Fitting all that into their home and garage was out, so they began the hunt for a suitable location. Enter the new storefront in Ocoee, Jeff’s Bagel Run.
Meanwhile, Danielle started feeling a little bit jealous. The pure joy that put a smile on Jeff’s face every day as he kneaded, rolled, cut, and baked his bagels did not go unnoticed. Danielle pulled in a very generous six-figure income from her job and yet, she was miserable. Bagels, her lifetime love since childhood, had become Jeff’s love. The joy bagels had always brought her had become Jeff’s joy.
After much soul searching,countless family discussions, and spreadsheet budgets that examined every plus and minus, Danielle answered the siren smell of fresh-baked deliciousness. She resigned her position and jumped into Jeff’s Bagel Run with arms spread wide and a smile spread even wider. She sleeps better now and gets up every morning to embrace her joy right alongside her husband.
Jeff is quick to point out that this is a 50/50 partnership and that they wouldn’t be able to do what they do now without the two of them pursuing their bagel dreams together.

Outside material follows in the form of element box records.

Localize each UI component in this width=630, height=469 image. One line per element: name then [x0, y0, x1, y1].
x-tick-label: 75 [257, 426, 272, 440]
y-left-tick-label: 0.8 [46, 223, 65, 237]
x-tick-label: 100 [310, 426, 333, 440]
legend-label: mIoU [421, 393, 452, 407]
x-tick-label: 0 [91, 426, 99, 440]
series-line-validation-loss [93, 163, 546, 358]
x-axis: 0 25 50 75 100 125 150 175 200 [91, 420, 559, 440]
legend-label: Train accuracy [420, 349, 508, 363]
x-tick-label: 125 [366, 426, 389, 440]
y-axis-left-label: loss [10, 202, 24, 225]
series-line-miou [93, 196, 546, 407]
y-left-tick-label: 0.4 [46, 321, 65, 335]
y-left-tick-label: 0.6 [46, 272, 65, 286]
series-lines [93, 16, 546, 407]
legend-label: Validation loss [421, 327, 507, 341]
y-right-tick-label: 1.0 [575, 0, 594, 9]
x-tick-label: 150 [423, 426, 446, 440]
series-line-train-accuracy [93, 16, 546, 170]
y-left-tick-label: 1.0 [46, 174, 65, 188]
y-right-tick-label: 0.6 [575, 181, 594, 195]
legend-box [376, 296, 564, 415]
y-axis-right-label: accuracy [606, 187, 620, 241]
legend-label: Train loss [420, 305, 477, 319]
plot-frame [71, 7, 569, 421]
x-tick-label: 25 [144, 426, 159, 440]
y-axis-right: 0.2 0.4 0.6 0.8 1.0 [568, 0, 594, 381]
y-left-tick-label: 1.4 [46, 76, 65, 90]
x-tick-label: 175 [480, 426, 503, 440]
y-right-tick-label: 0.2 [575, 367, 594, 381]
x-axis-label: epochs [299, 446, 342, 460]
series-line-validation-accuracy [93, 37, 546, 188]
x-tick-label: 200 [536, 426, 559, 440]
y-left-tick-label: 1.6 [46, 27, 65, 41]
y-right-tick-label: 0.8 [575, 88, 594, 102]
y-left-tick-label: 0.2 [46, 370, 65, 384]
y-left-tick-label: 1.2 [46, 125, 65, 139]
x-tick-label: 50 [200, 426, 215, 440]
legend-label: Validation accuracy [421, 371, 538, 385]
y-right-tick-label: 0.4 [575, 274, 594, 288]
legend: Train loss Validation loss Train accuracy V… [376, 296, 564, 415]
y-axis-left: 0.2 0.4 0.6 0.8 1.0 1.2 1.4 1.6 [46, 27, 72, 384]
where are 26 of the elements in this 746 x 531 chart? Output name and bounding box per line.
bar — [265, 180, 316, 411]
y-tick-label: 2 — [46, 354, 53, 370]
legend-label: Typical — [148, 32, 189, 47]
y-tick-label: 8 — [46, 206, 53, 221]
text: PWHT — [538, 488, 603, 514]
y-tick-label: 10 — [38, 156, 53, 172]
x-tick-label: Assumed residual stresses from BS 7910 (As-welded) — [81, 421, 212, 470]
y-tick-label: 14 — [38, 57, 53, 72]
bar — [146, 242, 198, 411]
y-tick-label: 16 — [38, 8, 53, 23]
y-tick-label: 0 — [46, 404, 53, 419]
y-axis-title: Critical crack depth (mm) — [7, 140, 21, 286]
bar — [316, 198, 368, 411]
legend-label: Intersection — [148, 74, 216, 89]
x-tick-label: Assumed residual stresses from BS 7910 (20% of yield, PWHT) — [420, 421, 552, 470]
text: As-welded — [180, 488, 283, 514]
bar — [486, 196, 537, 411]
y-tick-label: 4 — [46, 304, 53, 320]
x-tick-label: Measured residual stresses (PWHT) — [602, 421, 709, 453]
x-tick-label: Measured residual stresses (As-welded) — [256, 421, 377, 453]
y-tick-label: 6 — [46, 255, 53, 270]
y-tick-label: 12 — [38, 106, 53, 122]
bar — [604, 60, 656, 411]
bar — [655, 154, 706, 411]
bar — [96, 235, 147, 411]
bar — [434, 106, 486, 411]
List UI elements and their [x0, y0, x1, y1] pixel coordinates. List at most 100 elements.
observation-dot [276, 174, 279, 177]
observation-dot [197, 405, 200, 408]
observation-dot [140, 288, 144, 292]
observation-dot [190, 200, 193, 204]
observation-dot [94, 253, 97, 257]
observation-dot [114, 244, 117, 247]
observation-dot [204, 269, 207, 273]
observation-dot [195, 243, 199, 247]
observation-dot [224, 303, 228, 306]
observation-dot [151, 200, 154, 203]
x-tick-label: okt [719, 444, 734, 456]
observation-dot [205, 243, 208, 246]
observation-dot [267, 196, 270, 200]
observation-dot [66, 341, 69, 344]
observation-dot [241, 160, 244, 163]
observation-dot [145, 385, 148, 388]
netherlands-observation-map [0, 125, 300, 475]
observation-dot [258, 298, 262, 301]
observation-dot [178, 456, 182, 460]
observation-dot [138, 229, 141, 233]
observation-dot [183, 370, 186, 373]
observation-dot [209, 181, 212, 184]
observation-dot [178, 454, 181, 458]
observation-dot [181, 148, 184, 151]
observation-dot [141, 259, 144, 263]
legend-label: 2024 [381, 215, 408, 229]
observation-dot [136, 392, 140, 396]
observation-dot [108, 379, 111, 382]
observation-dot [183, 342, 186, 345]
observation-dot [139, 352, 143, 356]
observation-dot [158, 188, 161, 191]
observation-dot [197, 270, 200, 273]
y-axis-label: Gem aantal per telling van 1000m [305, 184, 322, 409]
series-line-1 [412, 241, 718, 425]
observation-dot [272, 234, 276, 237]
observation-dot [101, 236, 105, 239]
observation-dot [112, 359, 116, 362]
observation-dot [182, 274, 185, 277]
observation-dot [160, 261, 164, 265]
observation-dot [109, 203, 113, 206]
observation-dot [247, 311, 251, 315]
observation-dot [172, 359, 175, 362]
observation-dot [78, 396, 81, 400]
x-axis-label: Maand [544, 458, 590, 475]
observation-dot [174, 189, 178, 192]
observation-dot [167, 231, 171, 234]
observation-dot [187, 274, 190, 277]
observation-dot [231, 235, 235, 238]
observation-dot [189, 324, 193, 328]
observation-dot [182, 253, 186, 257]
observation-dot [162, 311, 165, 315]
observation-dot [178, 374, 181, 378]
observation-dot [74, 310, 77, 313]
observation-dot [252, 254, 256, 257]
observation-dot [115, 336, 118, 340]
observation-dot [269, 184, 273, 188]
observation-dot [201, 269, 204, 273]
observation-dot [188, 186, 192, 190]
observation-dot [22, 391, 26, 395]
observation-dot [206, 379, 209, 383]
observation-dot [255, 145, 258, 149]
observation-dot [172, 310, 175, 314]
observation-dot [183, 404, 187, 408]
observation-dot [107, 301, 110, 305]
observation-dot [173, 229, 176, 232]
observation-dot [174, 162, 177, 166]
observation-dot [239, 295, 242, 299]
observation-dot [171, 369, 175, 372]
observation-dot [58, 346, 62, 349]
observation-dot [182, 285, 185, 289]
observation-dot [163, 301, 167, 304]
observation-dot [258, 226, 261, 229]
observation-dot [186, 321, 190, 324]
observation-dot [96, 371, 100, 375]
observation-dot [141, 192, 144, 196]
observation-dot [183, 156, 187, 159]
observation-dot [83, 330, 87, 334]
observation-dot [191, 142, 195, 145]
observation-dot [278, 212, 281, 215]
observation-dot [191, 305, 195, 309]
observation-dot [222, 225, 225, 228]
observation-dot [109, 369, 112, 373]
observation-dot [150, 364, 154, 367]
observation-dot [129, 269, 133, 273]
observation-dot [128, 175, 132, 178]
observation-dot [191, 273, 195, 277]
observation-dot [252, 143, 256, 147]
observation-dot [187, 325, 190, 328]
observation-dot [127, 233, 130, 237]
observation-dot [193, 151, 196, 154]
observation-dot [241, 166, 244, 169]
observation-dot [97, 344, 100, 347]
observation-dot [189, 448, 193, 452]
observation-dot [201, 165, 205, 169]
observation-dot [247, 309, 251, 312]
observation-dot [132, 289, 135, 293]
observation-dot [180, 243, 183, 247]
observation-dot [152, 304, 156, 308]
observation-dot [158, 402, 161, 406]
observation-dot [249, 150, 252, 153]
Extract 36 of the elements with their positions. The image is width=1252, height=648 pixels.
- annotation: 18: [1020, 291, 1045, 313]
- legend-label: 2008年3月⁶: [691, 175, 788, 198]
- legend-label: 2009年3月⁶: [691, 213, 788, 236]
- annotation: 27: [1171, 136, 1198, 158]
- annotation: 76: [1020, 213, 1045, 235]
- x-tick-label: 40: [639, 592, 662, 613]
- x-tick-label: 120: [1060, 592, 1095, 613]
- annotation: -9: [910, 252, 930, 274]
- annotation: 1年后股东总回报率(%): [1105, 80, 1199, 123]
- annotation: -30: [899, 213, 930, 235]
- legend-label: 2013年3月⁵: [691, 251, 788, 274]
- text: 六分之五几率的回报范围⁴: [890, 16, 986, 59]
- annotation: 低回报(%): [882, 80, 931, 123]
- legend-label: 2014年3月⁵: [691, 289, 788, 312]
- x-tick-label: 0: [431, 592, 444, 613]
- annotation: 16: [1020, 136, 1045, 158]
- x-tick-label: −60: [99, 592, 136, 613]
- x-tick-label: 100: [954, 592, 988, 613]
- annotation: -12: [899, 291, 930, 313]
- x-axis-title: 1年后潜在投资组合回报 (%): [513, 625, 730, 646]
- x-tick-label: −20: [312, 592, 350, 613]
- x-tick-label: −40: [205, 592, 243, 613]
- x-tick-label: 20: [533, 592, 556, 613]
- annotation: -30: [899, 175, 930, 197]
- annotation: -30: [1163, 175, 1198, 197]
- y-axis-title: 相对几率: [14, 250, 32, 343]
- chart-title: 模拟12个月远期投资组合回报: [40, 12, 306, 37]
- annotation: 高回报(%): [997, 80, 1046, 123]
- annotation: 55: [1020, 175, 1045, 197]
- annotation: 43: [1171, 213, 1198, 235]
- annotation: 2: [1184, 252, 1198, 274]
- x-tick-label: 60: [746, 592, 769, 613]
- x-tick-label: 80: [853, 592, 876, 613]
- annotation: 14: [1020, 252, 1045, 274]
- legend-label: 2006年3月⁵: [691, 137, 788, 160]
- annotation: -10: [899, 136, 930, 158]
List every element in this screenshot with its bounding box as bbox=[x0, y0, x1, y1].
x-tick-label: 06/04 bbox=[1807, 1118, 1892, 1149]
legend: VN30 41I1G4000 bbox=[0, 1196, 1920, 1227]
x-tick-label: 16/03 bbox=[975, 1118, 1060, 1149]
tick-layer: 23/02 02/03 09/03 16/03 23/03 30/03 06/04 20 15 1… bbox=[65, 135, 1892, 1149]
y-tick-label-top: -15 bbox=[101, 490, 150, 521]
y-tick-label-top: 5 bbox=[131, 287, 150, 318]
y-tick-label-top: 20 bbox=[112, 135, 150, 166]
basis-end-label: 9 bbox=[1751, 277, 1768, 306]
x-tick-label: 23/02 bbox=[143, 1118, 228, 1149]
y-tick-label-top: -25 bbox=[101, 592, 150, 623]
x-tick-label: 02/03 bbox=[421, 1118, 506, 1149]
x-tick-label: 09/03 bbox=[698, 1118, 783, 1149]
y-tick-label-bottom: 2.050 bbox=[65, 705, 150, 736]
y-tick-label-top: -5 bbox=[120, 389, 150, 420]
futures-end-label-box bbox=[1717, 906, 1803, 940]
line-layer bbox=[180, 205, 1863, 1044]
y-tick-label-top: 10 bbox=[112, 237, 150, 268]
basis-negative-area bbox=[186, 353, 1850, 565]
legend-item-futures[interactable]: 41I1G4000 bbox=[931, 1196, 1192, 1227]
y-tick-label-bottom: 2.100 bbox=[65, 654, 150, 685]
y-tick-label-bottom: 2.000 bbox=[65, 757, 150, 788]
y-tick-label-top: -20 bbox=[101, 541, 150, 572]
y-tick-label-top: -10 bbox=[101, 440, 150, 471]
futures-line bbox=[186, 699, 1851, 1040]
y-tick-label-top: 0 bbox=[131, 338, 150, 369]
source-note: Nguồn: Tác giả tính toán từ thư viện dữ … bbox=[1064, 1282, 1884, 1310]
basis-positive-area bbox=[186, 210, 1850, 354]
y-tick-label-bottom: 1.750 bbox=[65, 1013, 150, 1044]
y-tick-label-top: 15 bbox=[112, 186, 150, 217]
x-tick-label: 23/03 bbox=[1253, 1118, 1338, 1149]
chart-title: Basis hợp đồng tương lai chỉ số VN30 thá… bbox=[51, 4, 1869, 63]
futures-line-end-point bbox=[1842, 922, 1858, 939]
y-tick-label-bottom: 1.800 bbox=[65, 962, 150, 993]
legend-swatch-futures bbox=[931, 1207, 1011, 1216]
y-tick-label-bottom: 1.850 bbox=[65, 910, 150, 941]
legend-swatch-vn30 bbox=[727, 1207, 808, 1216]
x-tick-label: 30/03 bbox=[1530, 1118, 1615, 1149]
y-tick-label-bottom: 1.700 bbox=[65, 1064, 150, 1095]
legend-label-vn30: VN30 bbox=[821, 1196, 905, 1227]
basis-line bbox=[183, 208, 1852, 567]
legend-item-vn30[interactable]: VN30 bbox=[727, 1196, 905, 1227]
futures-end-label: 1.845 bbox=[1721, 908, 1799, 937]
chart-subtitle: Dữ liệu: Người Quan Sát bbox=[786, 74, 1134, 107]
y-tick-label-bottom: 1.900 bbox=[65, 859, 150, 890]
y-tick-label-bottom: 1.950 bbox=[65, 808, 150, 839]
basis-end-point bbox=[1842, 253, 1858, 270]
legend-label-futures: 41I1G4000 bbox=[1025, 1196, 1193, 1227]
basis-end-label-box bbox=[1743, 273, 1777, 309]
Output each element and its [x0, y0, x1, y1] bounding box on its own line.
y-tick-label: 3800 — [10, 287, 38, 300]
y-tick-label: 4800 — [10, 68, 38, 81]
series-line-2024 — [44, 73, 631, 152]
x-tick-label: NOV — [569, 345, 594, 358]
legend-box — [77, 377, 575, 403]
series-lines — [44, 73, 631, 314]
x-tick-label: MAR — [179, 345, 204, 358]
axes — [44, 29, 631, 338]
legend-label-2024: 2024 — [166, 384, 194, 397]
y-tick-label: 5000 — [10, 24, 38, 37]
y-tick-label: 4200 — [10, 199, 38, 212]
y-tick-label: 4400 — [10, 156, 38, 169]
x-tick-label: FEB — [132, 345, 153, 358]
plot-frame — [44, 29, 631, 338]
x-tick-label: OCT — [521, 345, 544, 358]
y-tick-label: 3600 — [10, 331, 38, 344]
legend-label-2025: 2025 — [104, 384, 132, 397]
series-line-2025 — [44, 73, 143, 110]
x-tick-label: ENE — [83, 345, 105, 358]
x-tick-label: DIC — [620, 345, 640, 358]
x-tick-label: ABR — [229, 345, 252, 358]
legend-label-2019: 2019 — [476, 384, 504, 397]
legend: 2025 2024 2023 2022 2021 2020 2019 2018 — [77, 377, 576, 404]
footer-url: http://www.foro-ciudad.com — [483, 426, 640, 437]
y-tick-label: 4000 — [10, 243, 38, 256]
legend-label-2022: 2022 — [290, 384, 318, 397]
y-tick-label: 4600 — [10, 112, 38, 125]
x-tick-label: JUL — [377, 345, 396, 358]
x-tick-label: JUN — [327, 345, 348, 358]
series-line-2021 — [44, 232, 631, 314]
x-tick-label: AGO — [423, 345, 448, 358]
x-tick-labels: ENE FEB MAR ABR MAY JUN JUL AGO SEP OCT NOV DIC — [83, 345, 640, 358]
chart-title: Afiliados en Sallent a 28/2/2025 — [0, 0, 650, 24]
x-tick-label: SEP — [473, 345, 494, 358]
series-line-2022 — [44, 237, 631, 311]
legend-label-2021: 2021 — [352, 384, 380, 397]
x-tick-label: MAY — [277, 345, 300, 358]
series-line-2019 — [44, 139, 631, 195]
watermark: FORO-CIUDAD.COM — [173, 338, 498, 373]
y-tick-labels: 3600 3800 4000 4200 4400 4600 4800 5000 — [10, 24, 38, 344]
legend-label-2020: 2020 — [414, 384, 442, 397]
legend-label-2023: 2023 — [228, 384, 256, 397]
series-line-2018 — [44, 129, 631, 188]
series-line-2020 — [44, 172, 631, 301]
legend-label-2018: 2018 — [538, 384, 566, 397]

Danielle makes the dough, lets it rise, and cuts it. Jeff rolls the dough and bakes it. They make in a day what used to take them a week. And they are still in love—most importantly with one another, and now with their beloved bagels.
As for the joy? We’ll let Jeff and Danielle answer that one themselves:
“I am a very lucky man. I have Danielle, I have our children, and I have bagels. That, my friend, is true joy.”
Danielle puts it more succinctly. “I like to think we are bringing joy to our community. Warm, delicious bagel joy in a bag.”
Jeff’s Bagel Run / Wed-Sun, 7:30 a.m.–1 p.m. (But you better get there early to get one—they usually sell out by 11!)